Redundant term in backprop derivation ?

chrismbryant / backpropagation

My derivation of the backpropagation algorithm used in deep neural networks.

23 stars 9 forks source link

Redundant term in backprop derivation ? #1

Closed yash-nisar closed 2 years ago

yash-nisar commented 6 years ago

In 2017_06_21 Backpropagation Derivation (for Coursera ML).pdf, on page 30, the last term of the 3rd step: δ_jk seems to be redundant if I am not wrong ?

chrismbryant commented 6 years ago

Thanks for checking my work! I think that you are right that this kronecker delta term is redundant (since it is implied by the partial derivative). I still included it, though, because I wanted to make it extra apparent that the partial derivative step is what removes the summation, zeroing out all the terms where the index k is not equal to j. Does that make sense?

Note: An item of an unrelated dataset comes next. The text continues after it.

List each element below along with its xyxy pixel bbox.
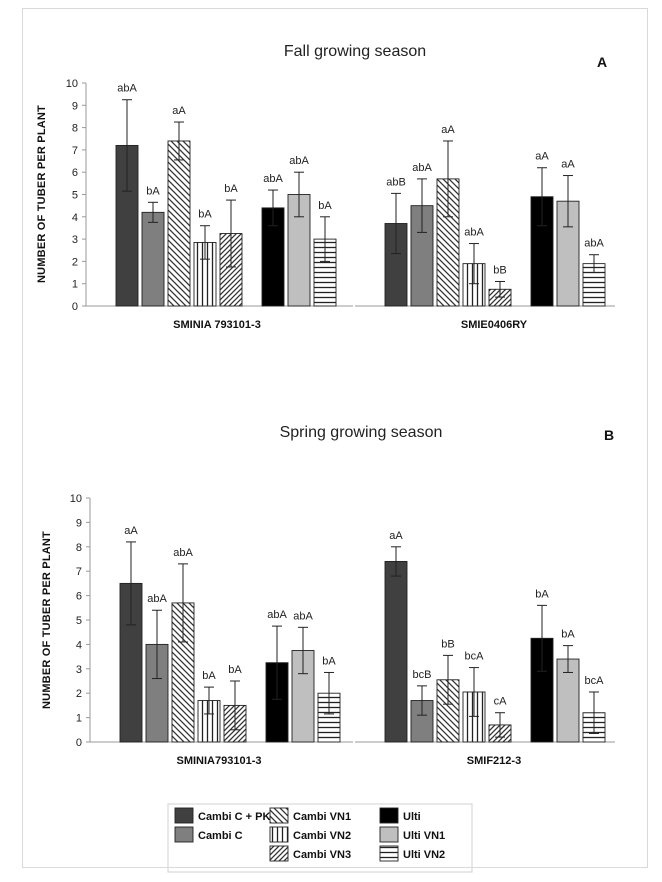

yash-nisar commented 6 years ago

Hey @chrismbryant thanks for replying. Yes, makes complete sense. I'm planning to write a blog that will include a detailed derivation of the backpropagation algorithm and your work (which I found as one of the best explanations) will be cited. It would be great if you could share your latex code since that would ease my work. :D

chrismbryant commented 6 years ago

Oh cool, thanks! Could you give me a link to your blog post when you're done? I'd like to see how you explain the derivation. Unfortunately, I do not have the Latex code because I actually wrote up the entire document in Microsoft Word (the equation editor does have code similar to Latex, though). Also, I should mention that I based my second derivation (2017_09_27--the one I think is better) on the second chapter from Michael Nielsen's book: http://neuralnetworksanddeeplearning.com/chap2.html. If you haven't given that one a look yet, consider checking it out.

yash-nisar commented 6 years ago

Sure, thanks ! I'll give the link to my blog post once I'm done.